Translate

Tuesday, February 17, 2015

On Our Way to 2076

                                On Our Way to 2076
By Albert B. Kelly

Back in 1976, Americans were celebrating our nation’s bicentennial. If you weren’t around then, you have no way of knowing what those times were like and if you were around, you may not want to dwell there too long.

While the bicentennial celebration itself was quite memorable around the nation, those days in the mid-seventies were marked by post-Watergate disillusionment, high inflation, high gas prices, crumbling cities, cold war fatigue, and some bad disco music.

In the days leading up to the bicentennial, there was some looking back but more importantly, there was a lot of looking ahead. Recently, I came across an old magazine ad from petroleum company ARCO (Atlantic Richfield Company) that had the results of a survey they did asking average Americans what life would look like at the Tricentennial in 2076.

The months-long survey received over 50,000 responses, generally in letter form, which they would ultimately turn into a book. In this ad they gave a few highlights that I thought revealing. For example, 91% of those surveyed in 1976 said they wanted the family to remain the basic social unit.

Today, 39 years later, not even halfway to 2076, the family unit has been pulled and tugged and stretched in many ways. In some cases we’ve abused the notion of family and in other cases we’ve redefined what family means but through all of it, we’ve not really found a viable alternative and I doubt we will.

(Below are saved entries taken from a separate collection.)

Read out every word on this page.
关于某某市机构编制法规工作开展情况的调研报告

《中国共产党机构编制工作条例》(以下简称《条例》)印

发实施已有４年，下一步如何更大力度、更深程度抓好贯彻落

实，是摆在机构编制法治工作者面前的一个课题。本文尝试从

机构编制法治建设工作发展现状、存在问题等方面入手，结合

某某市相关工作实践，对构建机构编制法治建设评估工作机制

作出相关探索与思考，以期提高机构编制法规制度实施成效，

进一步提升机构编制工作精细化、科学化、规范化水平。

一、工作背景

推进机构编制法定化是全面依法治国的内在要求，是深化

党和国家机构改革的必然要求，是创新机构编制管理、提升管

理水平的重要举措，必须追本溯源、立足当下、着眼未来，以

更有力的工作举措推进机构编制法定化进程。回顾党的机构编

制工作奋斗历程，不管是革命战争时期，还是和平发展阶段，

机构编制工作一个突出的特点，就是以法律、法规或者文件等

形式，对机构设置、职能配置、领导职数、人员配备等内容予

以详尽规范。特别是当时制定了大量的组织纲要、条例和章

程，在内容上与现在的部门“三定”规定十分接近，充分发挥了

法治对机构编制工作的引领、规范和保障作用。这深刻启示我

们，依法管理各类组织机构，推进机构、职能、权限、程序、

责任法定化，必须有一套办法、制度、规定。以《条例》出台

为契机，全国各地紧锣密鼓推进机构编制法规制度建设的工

In 1976, 62% of those responding to the survey felt that the nation would be better off when there is no racial, sexual, or religious discrimination. While this certainly remains true today, it feels like we’ve become far more tribal in our politics and polarized in the rest of our lives.

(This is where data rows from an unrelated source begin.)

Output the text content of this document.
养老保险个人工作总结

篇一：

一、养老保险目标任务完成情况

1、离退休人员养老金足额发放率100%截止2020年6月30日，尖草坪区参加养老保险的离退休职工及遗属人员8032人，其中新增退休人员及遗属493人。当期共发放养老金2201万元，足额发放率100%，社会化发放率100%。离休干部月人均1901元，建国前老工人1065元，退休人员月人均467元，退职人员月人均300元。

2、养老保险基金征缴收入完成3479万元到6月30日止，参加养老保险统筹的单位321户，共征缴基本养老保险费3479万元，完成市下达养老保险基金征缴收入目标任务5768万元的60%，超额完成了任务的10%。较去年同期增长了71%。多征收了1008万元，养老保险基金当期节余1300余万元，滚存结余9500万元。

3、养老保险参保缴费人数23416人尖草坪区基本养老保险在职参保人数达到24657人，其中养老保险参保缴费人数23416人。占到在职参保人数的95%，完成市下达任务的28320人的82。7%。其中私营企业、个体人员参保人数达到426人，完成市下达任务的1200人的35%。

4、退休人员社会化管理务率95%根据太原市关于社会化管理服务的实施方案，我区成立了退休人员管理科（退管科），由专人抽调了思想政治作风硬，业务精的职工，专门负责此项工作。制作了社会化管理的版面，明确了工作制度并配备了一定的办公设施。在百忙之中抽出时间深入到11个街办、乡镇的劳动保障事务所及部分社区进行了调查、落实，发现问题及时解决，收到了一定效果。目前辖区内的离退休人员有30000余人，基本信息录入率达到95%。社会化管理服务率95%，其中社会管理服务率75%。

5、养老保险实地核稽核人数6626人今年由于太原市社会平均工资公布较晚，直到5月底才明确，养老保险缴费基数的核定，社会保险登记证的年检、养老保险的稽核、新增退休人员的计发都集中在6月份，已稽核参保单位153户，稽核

Maybe we were just as divided then, but today it feels far more intense and if nothing else, it has left a lot less room for compromise or meeting one another half way. I could be wrong, but far too much today has the feel of a zero sum game.

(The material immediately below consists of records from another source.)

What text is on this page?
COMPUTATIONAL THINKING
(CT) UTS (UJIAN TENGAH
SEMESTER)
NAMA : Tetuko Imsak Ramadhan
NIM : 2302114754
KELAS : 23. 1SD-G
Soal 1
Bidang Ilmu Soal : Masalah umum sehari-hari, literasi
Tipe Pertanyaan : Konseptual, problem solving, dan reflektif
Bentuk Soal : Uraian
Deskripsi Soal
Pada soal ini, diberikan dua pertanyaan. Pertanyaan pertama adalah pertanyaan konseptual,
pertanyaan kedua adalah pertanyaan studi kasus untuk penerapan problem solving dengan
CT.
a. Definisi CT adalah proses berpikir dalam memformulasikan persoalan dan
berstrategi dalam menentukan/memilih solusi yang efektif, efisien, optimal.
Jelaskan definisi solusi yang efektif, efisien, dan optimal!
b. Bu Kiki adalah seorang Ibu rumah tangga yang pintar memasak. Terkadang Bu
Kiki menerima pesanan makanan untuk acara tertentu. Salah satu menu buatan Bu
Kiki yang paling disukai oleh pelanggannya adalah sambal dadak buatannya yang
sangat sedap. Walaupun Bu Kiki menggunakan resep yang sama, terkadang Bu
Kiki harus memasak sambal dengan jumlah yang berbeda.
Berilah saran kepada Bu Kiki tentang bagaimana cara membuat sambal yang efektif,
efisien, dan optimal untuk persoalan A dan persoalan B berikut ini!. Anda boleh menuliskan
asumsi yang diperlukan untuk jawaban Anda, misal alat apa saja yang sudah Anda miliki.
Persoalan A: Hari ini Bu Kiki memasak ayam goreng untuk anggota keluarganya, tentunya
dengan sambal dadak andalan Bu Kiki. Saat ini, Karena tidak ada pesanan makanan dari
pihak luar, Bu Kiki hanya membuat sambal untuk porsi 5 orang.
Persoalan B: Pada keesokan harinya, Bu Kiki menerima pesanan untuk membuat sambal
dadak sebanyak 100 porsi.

Who knows what 2076 will hold; most of us won’t be here, but perhaps the tide will swing the other way, as it usually does, and our children and our children’s children will live in a time that is known for reconciliation and cooperation. We can hope and maybe we can even plant the seeds for this to be so.

Back in 1976, 73% of those responding expected a reaffirmation of religion and faith by the time of the Tricentennial in 2076. We seem a far distance from that today. On one hand, we sanitize public life of any hint of religion; whether it’s the Ten Commandments in a court room or expunging the word “Christmas” from public discourse.

Yet, we live at a time when people will strap on explosives to blow up civilians in a café, kill cartoon writers, take hostages, behead journalists, and declare war on innocents in the name of religion. And still, I think of few things more worthy than a genuine and robust faith that seeks to build up, heal, forgive, and redeem rather than pillage and destroy.

A full two-thirds of those responding in 1976 expressed a strong desire for more individual participation in government; citing better communication. On the communication side, we have the tools today through the internet and social networks. It remains to be seen if divisions will ease long enough for people to realize what’s possible now.

Finally, three-quarters of those taking the survey in 1976 favored a slower-paced, more rural life. This reminds me that our mostly rural area is something to be treasured because the pace of life has quickened considerably; in the environment, the spread of disease, the economy, communications, travel, even the passage of time. Achieving balance is a fight worth waging for the next generation.

The upshot of the survey was simply this; people back then believed that life in the future (which includes our present) could be better than it was in 1976. I don’t know if we’ve failed the spirit of those days; but I do know that this belief connects those days to us now in a profound way because we still live with the faith that says life will be better in the future.


It is a well-founded hope for us now as it was for the people who took that survey, because ultimately their conclusion was that the future lies not in the land or in the technologies to be mastered; but in the hearts and minds of people…our greatest resource. And it’s still true today.